Nowadays I love my hair, I cut, dye, and braid it myself. I don't let it make me feel small but I use it to make myself bigger. My mom and I are more open and racial topics, and I find myself trusting her with expressing how I feel about things. I sometimes still struggle with what colorism has taught me about others and myself. I found myself using it as a crutch almost, like an easy excuse to put myself down and feel isolated. But now I feel capable of asking for help and seeking community with people who look and live more like me.

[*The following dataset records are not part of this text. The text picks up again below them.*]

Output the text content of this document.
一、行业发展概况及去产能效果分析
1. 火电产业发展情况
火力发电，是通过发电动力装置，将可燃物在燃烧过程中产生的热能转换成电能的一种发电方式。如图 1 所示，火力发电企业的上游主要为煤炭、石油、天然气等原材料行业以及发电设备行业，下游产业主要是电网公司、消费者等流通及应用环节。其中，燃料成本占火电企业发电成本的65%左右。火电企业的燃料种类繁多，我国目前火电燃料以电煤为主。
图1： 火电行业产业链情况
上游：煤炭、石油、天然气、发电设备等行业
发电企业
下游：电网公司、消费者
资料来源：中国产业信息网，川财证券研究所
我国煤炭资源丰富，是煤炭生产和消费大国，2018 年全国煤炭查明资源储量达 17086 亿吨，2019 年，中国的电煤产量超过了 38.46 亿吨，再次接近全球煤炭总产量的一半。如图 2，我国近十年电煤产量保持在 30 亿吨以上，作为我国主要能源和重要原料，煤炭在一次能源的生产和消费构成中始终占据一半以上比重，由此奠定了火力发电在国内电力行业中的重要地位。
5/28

I'm not sure what colorism is intimately like for other WOC or black women because I'm still finding my community among those groups, but I will say that we are all frustrated and exhausted with it.  To me there seems to be two America's. White American ideology is dominant and it claims to deny any understanding of how racism rains from their clouds of misunderstanding. Whereas brown/black America is forced to stay grounded in the concrete reality of racism, drowning in this toxic rain and swimming in a pool of self hate and self segregation.

How can I expect white people to treat me right if I can't even love my own skin? How can black and brown women support each other with these beauty standards and our pride in the way?  I think we should lead by example, and create spaces that operate under a culture that loves and supports melanin rich women in all aspects of their lives, rather than on a conditional basis.